The state has delayed the issuance of up to $350 million of general obligation bonds to finance the construction of Northwest maintenance facilities in Duluth and Hibbing until the suit is resolved. In April, the airports commission sold $270 million of revenue bonds to assist the airline.
Following the appellate court's ruling, the plaintiffs petitioned the state high court in July to review the case. At that time state Attorney General Hubert Humphrey 3d requested that the court clarify the constitutional issues raised by the suit.
The 3-to-0 appellate decision released in June did not preclude similar lawsuits in the future and raised concerns about the law that permits the state to issue bonds to assist the Eagan, Minn.-based airline.
However, the supreme court in its ruling yesterday did not address the constitutional issues of the case and instead criticized the appellate court for raising those concerns.
Keith wrote that "the appellate court's opinion far exceeded the bounds of appropriate appellate review."
David Knodell, attorney for the plaintiffs, said he was disappointed with the ruling. He said the supreme court decision leaves the constitutional question "an open issue."
"The supreme court says that the court of appeals was not wrong, but that they shouldn't have said anything." Knodell said. "You know darn well that these issues will come up again."
Cyndy Brucato, spokeswoman for Gov. Arne Carlson, said the supreme court decision "lifts a cloud" from legal questions about the state's ability to issue bonds for the airline. She said the ruling was "one step" in enabling the state to proceed with its plans to issue bonds to assist Northwest.

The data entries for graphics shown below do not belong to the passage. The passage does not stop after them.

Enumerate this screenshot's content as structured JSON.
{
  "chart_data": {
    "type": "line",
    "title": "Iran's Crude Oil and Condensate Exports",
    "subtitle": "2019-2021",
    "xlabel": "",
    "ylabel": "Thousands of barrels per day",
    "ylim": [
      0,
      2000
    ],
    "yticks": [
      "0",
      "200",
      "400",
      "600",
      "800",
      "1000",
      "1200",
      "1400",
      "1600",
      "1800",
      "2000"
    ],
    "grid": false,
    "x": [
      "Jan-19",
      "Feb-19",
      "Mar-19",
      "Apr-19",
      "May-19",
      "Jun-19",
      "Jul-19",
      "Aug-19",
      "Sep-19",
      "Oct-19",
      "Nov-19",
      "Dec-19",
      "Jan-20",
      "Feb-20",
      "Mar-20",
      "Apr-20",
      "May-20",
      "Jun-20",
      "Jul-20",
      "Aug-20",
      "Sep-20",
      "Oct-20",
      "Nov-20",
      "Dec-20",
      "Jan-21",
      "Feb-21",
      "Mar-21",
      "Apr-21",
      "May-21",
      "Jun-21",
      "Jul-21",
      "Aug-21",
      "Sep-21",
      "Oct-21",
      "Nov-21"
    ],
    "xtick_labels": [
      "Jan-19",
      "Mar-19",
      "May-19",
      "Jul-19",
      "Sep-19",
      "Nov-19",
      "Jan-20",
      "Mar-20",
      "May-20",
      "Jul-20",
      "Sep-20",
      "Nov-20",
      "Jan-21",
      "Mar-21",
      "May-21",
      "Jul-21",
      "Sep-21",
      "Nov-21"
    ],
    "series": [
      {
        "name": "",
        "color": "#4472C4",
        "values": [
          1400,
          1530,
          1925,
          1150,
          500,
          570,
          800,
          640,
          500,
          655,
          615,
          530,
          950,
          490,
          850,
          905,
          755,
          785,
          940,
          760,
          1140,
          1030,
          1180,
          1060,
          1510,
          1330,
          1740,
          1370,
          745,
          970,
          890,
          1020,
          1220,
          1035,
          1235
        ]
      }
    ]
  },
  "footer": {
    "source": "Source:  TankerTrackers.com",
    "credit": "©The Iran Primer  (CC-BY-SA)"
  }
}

She added that the remaining obstacle for the state's bond issue is Northwest's ability to work out financial issues that may affect its solvency.
Jay Abrams, a director at Standard & Poor's Corp., said the state supreme court decision appeared to be a positive ruling for the state, "absent any other developments."
"It looks like [the decision] will allow the project to once again move forward," Abrams said, referring to the state's plans to issue bonds for Northwest.
Jamie Burr, vice president and assistant director in the public finance legal analysis group at Moody's Investors Service, said, "Anything that reduces the likelihood of unnecessary litigation is a positive development."